Assemblée Legislative du Peuple : la nouvelle loi sur les libertés religieuses a été adoptée

Réunis en session plénière le 20 juin 2026 à Ouagadougou, les députés de l’Assemblée législative du Peuple (ALP) ont examiné et adopté à l’unanimité le projet de loi portant les libertés religieuses. Ce nouveau texte de 110 articles, vise à concilier libre exercice des cultes et impératifs de sécurité nationale, d’ordre public et de cohésion sociale.

 

La nouvelle loi adoptée par les députés pose des bases claires, si l’État garantit le libre exercice des religions, il renforce parallèlement son droit de regard sur les pratiques pour prévenir les dérives. Le texte consacre le droit de toute personne à manifester ses convictions religieuses, que ce soit en privé ou en public. Une innovation majeure concerne les documents administratifs d’identification, le port de signes religieux y est désormais officiellement autorisé, sous réserve que cela ne constitue pas une entrave à la vérification de l’identité. L’État s’engage à assurer une protection et un traitement égal de toutes les confessions, réaffirmant l’interdiction de toute discrimination fondée sur l’appartenance religieuse. Dans un contexte sécuritaire marqué par la lutte contre le terrorisme, la loi durcit le ton contre les dérives. Toute forme d’extrémisme, de radicalisation, de violence ou d’incitation à la haine basée sur la religion est désormais strictement interdite. Si les débats doctrinaux et les analyses théologiques restent libres, le législateur pose une limite. Il est interdit de dénigrer, d’outrager ou de discréditer une autre religion, ses doctrines ou ses fidèles. De même, la profanation d’édifices religieux ou d’objets cultuels est sévèrement proscrite. L’une des grandes réformes de cette loi concerne l’encadrement des prêches. La loi définit désormais la « prédication de masse » comme toute intervention devant au moins dix personnes ou diffusée via les médias et les plateformes numériques.

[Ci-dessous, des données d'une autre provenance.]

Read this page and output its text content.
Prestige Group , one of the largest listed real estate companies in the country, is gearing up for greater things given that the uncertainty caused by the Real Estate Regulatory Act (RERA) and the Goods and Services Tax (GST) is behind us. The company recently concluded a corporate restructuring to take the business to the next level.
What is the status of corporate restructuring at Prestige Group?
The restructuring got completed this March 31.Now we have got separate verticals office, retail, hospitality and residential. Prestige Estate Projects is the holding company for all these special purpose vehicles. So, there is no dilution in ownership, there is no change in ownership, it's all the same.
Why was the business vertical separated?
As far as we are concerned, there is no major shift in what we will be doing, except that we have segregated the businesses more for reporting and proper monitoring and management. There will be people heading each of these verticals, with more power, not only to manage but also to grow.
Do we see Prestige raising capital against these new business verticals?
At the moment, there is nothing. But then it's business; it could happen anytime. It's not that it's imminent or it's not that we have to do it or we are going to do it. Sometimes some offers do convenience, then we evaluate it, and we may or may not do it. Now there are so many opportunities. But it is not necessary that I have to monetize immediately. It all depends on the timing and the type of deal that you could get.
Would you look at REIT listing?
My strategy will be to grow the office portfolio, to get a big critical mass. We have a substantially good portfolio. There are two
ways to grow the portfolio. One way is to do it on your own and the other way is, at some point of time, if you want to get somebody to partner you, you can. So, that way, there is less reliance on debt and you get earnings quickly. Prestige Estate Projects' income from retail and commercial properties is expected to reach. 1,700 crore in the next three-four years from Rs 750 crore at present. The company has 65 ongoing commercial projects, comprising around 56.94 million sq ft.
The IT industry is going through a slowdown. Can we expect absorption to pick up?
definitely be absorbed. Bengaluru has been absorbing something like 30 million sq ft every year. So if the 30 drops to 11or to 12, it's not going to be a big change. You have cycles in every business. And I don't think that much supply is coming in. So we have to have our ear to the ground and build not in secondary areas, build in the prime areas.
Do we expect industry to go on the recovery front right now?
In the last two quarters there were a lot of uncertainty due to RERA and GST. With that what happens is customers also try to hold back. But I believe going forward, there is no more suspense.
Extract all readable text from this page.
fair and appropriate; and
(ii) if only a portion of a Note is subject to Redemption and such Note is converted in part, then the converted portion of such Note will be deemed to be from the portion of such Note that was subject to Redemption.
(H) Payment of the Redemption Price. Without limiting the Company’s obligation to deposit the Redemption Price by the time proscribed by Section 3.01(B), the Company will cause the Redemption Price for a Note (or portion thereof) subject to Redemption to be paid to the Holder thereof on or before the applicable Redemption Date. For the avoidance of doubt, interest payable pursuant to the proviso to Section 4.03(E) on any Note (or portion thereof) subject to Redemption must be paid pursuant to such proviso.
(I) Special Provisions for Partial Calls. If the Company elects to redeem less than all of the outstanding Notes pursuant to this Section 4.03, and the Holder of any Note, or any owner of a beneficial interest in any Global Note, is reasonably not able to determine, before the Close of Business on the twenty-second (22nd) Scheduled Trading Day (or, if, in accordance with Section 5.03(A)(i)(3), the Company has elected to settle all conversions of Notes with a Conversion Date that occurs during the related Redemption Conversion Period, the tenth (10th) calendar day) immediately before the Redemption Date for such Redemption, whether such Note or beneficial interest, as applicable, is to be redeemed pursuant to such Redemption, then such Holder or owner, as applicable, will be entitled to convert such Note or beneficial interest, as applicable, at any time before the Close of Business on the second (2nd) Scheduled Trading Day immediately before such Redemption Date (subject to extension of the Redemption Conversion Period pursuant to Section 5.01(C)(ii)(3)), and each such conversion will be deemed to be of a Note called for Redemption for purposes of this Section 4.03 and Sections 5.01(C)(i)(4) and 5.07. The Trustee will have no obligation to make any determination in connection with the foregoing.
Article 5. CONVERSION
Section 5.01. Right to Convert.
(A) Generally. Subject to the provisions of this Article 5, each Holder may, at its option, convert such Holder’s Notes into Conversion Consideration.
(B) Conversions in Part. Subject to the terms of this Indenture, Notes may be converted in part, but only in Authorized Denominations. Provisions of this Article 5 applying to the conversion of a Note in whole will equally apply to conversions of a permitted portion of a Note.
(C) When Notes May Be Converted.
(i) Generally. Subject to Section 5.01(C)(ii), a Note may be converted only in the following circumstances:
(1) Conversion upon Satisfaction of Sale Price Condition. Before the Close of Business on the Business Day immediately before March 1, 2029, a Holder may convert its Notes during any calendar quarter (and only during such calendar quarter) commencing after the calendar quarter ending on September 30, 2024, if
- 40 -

Une professionnalisation et un contrôle de la prédication

Pour exercer, les prédicateurs devront désormais justifier de leurs compétences par un document certifié ou homologué par l’État. Le contrôle de l’influence étrangère est également renforcé. Toute activité religieuse impliquant un orateur résidant à l’étranger est désormais soumise à une autorisation préalable de l’administration. Pour éviter la prolifération anarchique des lieux de culte, la loi stipule que l’ouverture de tout édifice religieux est soumise à une autorisation. Enfin, dans un souci de structuration, toute association ou communauté religieuse souhaitant exercer sur le territoire national a l’obligation de s’affilier à une « faîtière religieuse » officiellement reconnue.

Le gouvernement était représenté par le ministre d’Etat, ministre de l’Administration territoriale et de la Mobilité, Emile Zerbo, lors de cette séance plénière. A travers l’adoption de la loi relative aux libertés religieuses selon lui,  « le pays des Hommes intègres vient de se donner d’un texte de loi pas révolutionnaire dans la forme ou dans le fond, parce que cela aurait dû être fait depuis, mais c’est un texte de loi moderne qui prend en compte nos réalités actuelles et qui permet à notre pays de penser dans un avenir serein. Quand on prend en compte toutes les dimensions religieuses, quand on prend en compte tout ce qui se dit aujourd’hui sur les réseaux sociaux, cette loi permettra non seulement de lutter contre le radicalisme religieux, de faire un contrôle sur tous ceux qui rentrent dans notre pays pour avoir la parole dans les lieux de culte, mais aussi d’assainir l’espace public. Beaucoup de nos espaces publics ont été colonisés par des établissements ou par des édifices religieux », dit-il. C’est donc un vide juridique pour lui qui vient d’être comblé.